Esto es así porque, como ya se ha mencionado, a medida que avanza la edad el ingreso por remuneraciones al trabajo va perdiendo importancia, y al contrario de lo que ocurre en países desarrollados con sistemas de seguridad social más evolucionados, solo una pequeña proporción descansa únicamente en ingresos provenientes de jubilación o pensión. En este contexto, el apoyo familiar gana importancia, especialmente entre los grupos con bajos ingresos y que no cuentan con apoyo institucional.

Las transferencias de ingreso remiten al funcionamiento de redes sociales de diversa índole que proporcionan recursos para satisfacer las necesidades cotidianas de los ancianos. En América Latina y el Caribe, un estudio realizado con base en la encuesta SABE en siete ciudades de la región, reveló que en Buenos Aires el 59% de los ancianos entrevistados recibían ayuda en dinero, en Brasil este porcentaje alcanzaba al 61%, en Barbados y Uruguay a 65% y en Chile, Cuba y México el porcentaje era superior al 70%. Un estudio mexicano muestra que una proporción bastante significativa (alrededor del 34%) de los hogares encabezados por ancianos de 65 años depende total o parcialmente de las transferencias informales de ingreso y aquellos que dependen exclusivamente de ayudas familiares alcanzan casi el 10%.

En la medida en que los ancianos tengan activas sus redes de soporte familiar, se disminuye el riesgo de una reducción simultánea de todas las fuentes de recursos económicos y no económicos, en consecuencia, el riesgo derivado de las fluctuaciones en su disponibilidad se disipa o reparte entre varios agentes. No obstante, debe tenerse presente que los cambios en los patrones de fecundidad y nupcialidad auguran un futuro, que en algunos países ya es un presente, en el que disminuirá el número de familiares (hermanos, hijos, nietos) con los que el anciano puede contar y es cada vez más frecuente que los ancianos se vean obligados a depender de ellos mismos para satisfacer sus necesidades. De hecho, tal como se ha indicado en este capítulo, en muchos casos deben hacerse cargo de familiares jóvenes. Investigaciones del Banco Mundial demuestran que cuando los ancianos ejercen control sobre sus ingresos, aumenta la probabilidad de que gaste su dinero en cubrir las necesidades del hogar como la escolaridad y salud de los nietos. En Colombia, como se anotó anteriormente, lo utilizan para la propia sobrevivencia en la mayoría de los casos.

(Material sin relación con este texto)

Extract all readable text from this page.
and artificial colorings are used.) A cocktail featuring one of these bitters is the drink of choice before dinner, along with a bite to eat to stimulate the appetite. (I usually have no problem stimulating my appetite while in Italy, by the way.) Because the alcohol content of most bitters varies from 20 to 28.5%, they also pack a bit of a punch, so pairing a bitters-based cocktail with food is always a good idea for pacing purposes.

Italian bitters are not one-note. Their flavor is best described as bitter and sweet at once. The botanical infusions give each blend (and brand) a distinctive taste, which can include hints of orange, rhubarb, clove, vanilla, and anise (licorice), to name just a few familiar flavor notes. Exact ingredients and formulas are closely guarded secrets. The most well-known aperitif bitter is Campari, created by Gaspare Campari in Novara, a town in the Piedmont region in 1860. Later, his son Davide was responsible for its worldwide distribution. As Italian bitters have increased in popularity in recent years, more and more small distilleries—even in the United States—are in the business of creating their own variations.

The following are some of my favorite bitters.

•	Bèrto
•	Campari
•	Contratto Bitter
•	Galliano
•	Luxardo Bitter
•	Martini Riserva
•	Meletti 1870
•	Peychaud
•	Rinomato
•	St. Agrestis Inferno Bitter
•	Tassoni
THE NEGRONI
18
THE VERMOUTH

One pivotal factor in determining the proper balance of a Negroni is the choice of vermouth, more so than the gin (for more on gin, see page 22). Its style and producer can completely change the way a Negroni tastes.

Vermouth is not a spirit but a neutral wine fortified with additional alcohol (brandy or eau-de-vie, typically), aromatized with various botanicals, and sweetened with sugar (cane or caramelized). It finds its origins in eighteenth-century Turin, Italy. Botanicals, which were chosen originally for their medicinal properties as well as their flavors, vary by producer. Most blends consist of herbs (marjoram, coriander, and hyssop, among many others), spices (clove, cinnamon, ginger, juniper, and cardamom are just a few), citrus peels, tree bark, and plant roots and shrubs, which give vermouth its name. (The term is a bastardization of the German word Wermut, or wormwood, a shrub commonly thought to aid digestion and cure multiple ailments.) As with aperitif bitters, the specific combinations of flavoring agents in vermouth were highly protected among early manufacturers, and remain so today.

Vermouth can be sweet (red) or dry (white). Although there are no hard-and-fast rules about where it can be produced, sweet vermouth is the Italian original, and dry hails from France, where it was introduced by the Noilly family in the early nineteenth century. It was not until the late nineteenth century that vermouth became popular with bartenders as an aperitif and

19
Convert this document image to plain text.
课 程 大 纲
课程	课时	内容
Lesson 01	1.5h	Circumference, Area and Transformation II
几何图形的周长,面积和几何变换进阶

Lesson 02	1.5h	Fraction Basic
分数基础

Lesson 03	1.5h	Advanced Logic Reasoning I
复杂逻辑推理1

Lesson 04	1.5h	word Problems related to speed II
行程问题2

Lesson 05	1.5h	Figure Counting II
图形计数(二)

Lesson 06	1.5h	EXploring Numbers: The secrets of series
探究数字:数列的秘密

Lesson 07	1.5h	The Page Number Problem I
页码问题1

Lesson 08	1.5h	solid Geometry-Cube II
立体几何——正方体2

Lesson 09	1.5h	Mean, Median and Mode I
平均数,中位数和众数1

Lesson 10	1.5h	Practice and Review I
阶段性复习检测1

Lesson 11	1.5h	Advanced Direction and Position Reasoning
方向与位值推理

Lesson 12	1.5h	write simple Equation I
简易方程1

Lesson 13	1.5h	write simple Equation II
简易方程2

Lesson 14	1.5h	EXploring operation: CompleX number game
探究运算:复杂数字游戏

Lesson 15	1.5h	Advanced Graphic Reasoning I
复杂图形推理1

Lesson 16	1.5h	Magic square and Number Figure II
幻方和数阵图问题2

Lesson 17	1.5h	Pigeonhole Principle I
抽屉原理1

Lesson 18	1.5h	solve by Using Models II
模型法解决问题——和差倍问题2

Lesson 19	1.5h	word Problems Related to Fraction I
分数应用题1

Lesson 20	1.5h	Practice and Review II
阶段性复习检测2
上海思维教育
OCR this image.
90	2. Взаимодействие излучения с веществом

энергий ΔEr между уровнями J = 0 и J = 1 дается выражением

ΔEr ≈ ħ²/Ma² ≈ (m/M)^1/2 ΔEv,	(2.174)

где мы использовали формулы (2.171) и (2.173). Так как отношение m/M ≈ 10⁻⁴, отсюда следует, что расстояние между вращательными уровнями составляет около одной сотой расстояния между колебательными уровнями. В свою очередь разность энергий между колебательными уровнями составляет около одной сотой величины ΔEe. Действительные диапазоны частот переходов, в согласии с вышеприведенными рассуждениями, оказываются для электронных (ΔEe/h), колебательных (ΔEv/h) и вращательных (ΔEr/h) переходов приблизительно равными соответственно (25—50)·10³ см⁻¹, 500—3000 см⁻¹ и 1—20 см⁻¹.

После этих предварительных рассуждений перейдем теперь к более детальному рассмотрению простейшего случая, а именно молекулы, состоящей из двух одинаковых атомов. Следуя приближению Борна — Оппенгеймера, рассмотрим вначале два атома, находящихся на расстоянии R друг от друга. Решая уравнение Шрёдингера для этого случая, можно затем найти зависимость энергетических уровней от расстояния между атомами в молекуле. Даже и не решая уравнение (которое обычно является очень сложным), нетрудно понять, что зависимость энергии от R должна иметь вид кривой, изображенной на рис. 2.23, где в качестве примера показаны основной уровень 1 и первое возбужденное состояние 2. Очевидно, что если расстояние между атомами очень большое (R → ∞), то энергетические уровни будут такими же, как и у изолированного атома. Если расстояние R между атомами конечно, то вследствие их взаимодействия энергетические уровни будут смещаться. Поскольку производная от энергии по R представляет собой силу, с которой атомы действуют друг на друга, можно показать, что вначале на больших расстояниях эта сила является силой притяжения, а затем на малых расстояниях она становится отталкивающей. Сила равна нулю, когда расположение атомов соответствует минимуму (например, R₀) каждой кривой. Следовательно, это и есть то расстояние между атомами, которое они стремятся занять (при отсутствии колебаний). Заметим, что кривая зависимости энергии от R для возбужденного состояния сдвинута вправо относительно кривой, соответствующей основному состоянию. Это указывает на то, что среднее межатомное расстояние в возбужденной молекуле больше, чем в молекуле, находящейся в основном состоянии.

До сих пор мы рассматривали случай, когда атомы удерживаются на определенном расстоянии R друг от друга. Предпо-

Estudios realizados en algunos países de Latinoamérica, así como el estudio SABE, demuestran que la mayoría de las personas cuyos ingresos provienen de ayudas familiares son mujeres. Es importante reconocer que la dependencia de hijos y familiares puede afectar la autonomía de las mujeres y la regularidad de los ingresos. Con frecuencia, el apoyo que reciben las mujeres proviene de los hijos y en especial de las hijas, una “generación intermedia” que aporta a su propio hogar y al bienestar de sus madres.

Dentro de las posibles razones de esta situación se encuentra que las mujeres ancianas, al carecer de salarios formales y de transferencias del sistema de seguridad social, están siendo apoyadas por sus familiares para saldar la débil frontera de la pobreza, por tanto, en el análisis de la situación económica se debe incluir el contar con redes de apoyo para la mantención y cuidado en edades avanzadas.